OpenMP can perform this operation as of OpenMP 4.5 and GCC 6.3 (and possibly lower) supports it. An example program looks as follows:
#include <vector>
#include <iostream>
int main(){
std::vector<int> vec;
#pragma omp declare reduction (merge : std::vector<int> : omp_out.insert(omp_out.end(), omp_in.begin(), omp_in.end()))
#pragma omp parallel for default(none) schedule(static) reduction(merge: vec)
for(int i=0;i<100;i++)
vec.push_back(i);
for(const auto x: vec)
std::cout<<x<<"\n";
return 0;
}
Note that omp_out
and omp_in
are special variables and that the type of the declare reduction
must match the vector you are planning to reduce on.
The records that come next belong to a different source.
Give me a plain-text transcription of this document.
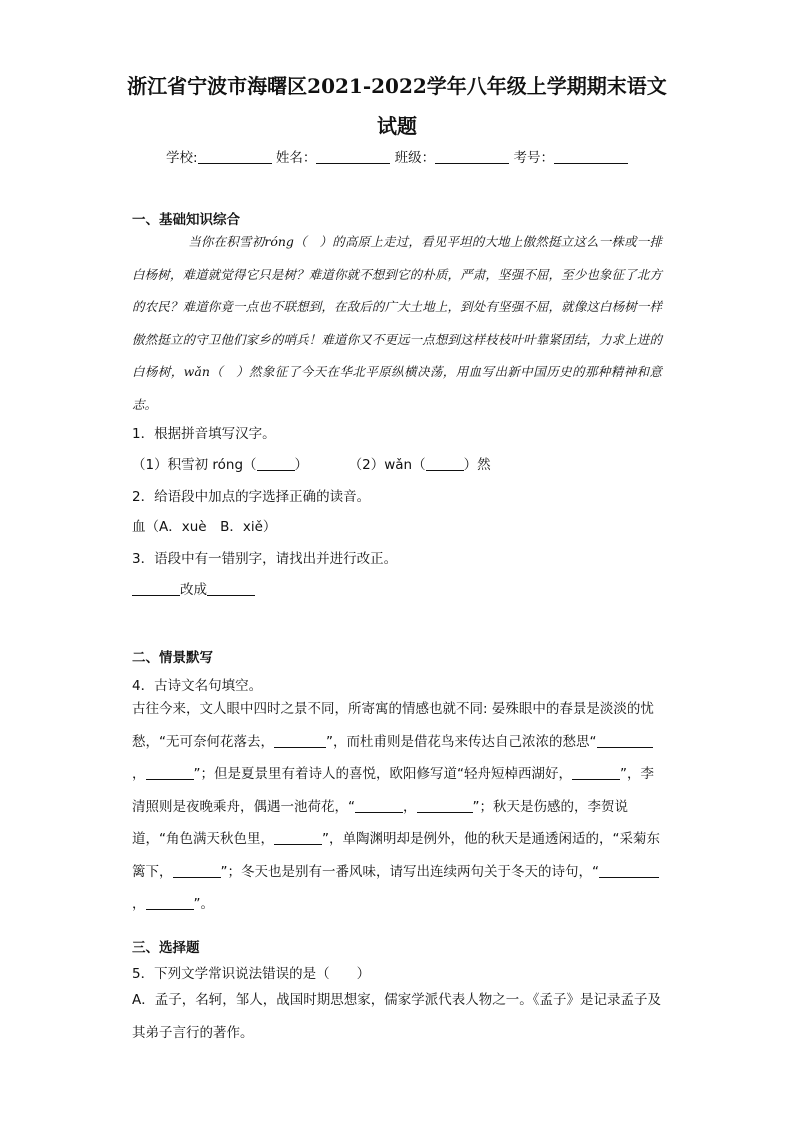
浙江省宁波市海曙区2021-2022学年八年级上学期期末语文
试题
学校:	姓名：	班级：	考号：
一、基础知识综合
当你在积雪初róng（　）的高原上走过，看见平坦的大地上傲然挺立这么一株或一排白杨树，难道就觉得它只是树？难道你就不想到它的朴质，严肃，坚强不屈，至少也象征了北方的农民？难道你竟一点也不联想到，在敌后的广大土地上，到处有坚强不屈，就像这白杨树一样傲然挺立的守卫他们家乡的哨兵！难道你又不更远一点想到这样枝枝叶叶靠紧团结，力求上进的白杨树，wǎn（　）然象征了今天在华北平原纵横决荡，用血写出新中国历史的那种精神和意志。
1．根据拼音填写汉字。
（1）积雪初 róng（	）	（2）wǎn（	）然
2．给语段中加点的字选择正确的读音。
血（A．xuè　B．xiě）
3．语段中有一错别字，请找出并进行改正。
改成
二、情景默写
4．古诗文名句填空。
古往今来，文人眼中四时之景不同，所寄寓的情感也就不同: 晏殊眼中的春景是淡淡的忧愁，“无可奈何花落去，	”，而杜甫则是借花鸟来传达自己浓浓的愁思“，	”；但是夏景里有着诗人的喜悦，欧阳修写道“轻舟短棹西湖好，	”，李清照则是夜晚乘舟，偶遇一池荷花，“	，	”；秋天是伤感的，李贺说道，“角色满天秋色里，	”，单陶渊明却是例外，他的秋天是通透闲适的，“采菊东篱下，	”；冬天也是别有一番风味，请写出连续两句关于冬天的诗句，“，	”。
三、选择题
5．下列文学常识说法错误的是（　　）
A．孟子，名轲，邹人，战国时期思想家，儒家学派代表人物之一。《孟子》是记录孟子及其弟子言行的著作。
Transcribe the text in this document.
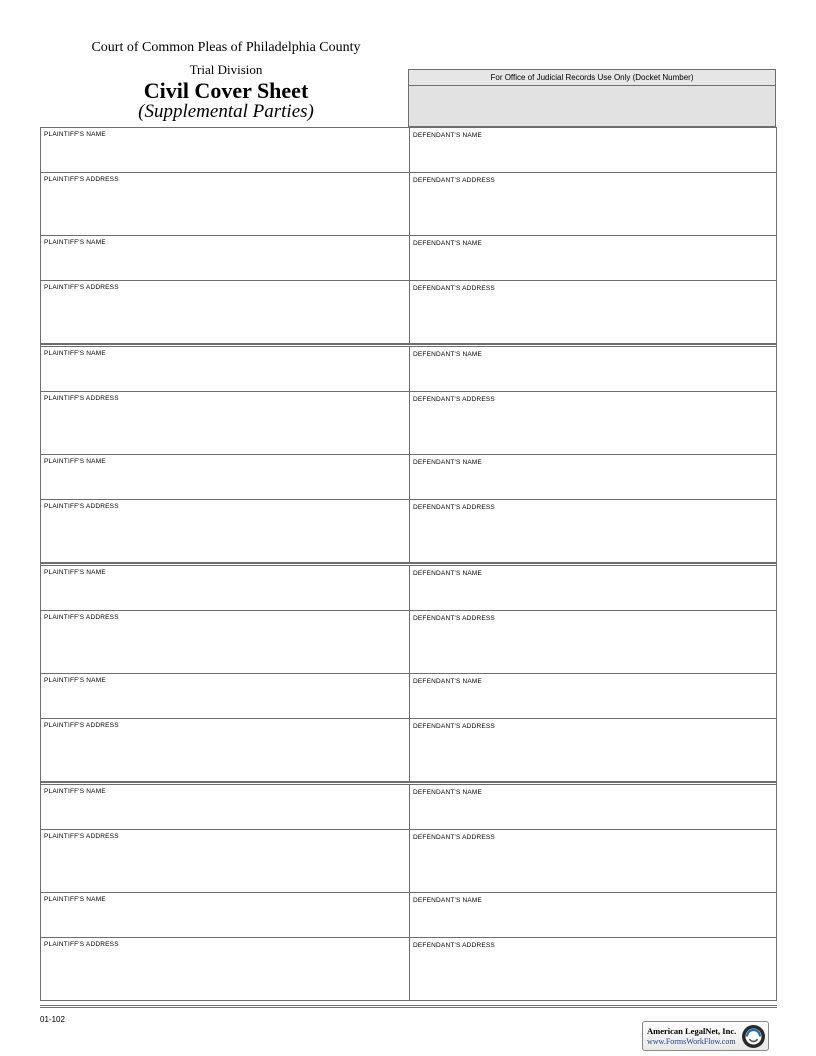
Court of Common Pleas of Philadelphia County
Trial Division
Civil Cover Sheet
(Supplemental Parties)
For Office of Judicial Records Use Only (Docket Number)
PLAINTIFF'S NAME	DEFENDANT'S NAME
PLAINTIFF'S ADDRESS	DEFENDANT'S ADDRESS
PLAINTIFF'S NAME	DEFENDANT'S NAME
PLAINTIFF'S ADDRESS	DEFENDANT'S ADDRESS
PLAINTIFF'S NAME	DEFENDANT'S NAME
PLAINTIFF'S ADDRESS	DEFENDANT'S ADDRESS
PLAINTIFF'S NAME	DEFENDANT'S NAME
PLAINTIFF'S ADDRESS	DEFENDANT'S ADDRESS
PLAINTIFF'S NAME	DEFENDANT'S NAME
PLAINTIFF'S ADDRESS	DEFENDANT'S ADDRESS
PLAINTIFF'S NAME	DEFENDANT'S NAME
PLAINTIFF'S ADDRESS	DEFENDANT'S ADDRESS
PLAINTIFF'S NAME	DEFENDANT'S NAME
PLAINTIFF'S ADDRESS	DEFENDANT'S ADDRESS
PLAINTIFF'S NAME	DEFENDANT'S NAME
PLAINTIFF'S ADDRESS	DEFENDANT'S ADDRESS
01-102
American LegalNet, Inc.
www.FormsWorkFlow.com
OpenMP cannot perform reductions on array or structure type variables (see restrictions).
You also might want to read up on private and shared clauses. private
declares a variable to be private to each thread, where as shared
declares a variable to be shared among all threads. I also found the answer to this question very useful with regards to OpenMP and arrays.
Array reduction is now possible with OpenMP 4.5 for C and C++. Here's an example:
#include <iostream>
int main()
{
int myArray[6] = {};
#pragma omp parallel for reduction(+:myArray[:6])
for (int i=0; i<50; ++i)
{
double a = 2.0; // Or something non-trivial justifying the parallelism...
for (int n = 0; n<6; ++n)
{
myArray[n] += a;
}
}
// Print the array elements to see them summed
for (int n = 0; n<6; ++n)
{
std::cout << myArray[n] << " " << std::endl;
}
}
Outputs:
100
100
100
100
100
100
I compiled this with GCC 6.2. You can see which common compiler versions support the OpenMP 4.5 features here: https://www.openmp.org/resources/openmp-compilers-tools/
Note from the comments above that while this is convenient syntax, it may invoke a lot of overheads from creating copies of each array section for each thread.